Lots and lots of users gathered to bring our servers to their knees in the first Twingly Meltdown. Our tech team were quite sure that a group of regular users couldn’t do any damage to our servers. So towards the end of the Meltdown Hour I shared a small script with everyone on the Twingly Skype Chat that made it possible for all users to send thousands of simultaneous requests.
Before people started using the script, execution went flawless. Our database servers who are protected by caching did hardly show any load at all. On the web fronts the traffic produced visible CPU load. Some users in faraway countries experienced periods of slow searches. Overall, search was fast.

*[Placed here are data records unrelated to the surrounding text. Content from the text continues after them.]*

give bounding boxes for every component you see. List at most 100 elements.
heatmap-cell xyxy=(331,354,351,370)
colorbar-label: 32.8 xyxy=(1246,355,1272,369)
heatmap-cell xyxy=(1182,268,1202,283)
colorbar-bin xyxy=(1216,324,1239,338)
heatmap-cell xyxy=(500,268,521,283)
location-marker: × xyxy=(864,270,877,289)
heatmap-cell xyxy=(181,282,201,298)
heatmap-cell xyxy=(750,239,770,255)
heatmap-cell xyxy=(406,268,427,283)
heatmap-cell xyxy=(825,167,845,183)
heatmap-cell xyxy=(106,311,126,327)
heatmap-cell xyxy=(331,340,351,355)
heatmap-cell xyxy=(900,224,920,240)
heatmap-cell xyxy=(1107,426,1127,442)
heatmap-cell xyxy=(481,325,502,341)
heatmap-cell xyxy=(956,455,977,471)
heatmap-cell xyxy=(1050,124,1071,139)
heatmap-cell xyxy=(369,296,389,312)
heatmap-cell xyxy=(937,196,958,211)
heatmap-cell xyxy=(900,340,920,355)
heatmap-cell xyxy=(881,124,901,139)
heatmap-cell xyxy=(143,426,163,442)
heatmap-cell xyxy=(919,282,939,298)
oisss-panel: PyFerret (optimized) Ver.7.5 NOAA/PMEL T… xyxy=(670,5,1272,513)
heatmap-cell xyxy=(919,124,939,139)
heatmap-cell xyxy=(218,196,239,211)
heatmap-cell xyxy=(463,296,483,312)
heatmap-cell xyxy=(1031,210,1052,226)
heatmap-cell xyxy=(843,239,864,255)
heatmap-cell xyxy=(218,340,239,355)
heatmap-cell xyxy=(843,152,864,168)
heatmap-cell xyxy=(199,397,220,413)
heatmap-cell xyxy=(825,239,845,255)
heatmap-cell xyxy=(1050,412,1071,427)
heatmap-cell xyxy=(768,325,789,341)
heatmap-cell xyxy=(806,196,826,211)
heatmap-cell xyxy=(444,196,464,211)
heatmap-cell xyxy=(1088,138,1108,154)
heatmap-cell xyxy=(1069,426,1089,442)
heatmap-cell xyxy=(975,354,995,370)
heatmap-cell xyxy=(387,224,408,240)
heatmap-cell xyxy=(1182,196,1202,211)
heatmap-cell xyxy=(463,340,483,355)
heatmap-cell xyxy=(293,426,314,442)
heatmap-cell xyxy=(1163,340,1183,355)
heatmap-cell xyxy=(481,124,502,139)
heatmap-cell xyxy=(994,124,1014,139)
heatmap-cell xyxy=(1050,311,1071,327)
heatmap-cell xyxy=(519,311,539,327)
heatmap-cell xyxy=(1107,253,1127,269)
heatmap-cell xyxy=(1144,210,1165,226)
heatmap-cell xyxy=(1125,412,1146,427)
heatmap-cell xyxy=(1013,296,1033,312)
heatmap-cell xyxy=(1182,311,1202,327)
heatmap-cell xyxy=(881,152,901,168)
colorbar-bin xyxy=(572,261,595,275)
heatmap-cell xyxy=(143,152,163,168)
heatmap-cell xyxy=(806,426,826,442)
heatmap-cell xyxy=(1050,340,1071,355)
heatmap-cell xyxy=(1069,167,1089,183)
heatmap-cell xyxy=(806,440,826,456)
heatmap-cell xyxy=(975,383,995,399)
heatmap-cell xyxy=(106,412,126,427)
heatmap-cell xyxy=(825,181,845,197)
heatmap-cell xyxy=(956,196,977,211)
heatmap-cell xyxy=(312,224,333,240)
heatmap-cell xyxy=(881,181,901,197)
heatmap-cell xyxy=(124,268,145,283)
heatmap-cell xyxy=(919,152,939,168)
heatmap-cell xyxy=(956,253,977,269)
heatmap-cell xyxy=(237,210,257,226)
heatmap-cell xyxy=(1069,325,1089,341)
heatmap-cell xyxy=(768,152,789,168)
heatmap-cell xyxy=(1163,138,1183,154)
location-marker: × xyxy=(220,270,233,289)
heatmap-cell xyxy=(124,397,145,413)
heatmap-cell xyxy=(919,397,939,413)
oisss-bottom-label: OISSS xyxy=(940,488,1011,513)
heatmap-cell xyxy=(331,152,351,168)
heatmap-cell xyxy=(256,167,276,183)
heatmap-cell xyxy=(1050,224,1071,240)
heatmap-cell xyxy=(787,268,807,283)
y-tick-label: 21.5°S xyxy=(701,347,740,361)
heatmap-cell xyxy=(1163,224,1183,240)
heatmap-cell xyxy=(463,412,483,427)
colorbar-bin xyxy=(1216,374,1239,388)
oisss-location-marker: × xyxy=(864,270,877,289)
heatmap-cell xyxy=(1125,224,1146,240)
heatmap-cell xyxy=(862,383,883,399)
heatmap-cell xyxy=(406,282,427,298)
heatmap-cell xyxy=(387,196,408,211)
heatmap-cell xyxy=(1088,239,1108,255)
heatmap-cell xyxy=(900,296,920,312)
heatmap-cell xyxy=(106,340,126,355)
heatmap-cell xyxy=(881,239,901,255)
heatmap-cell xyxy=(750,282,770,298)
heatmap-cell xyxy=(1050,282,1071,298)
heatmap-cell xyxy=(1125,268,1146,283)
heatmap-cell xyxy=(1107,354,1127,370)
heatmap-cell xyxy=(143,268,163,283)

When the more aggressive load script was deployed by lots of users, the tune turned a little more hostile in the tech team chat. Since the script used the undocumented and far less tested json API, it managed to bring out a bug in the code. The web servers are put under much more strain when they have to deal with errors in execution. Technically, this is the difference between performance testing and stress testing. So this actually affected the experience of other users, who at times got an error message while searching.
Big thank you to all participants, hope you had a lot of fun trying to crash Twingly. It helped a lot to see how the system behaves under strain, real world traffic is really hard to simulate properly.
Top image is the web log stats from the day of the event. Clearly visible is the fact that by the end of the event, a lot less users managed to send a lot more searches.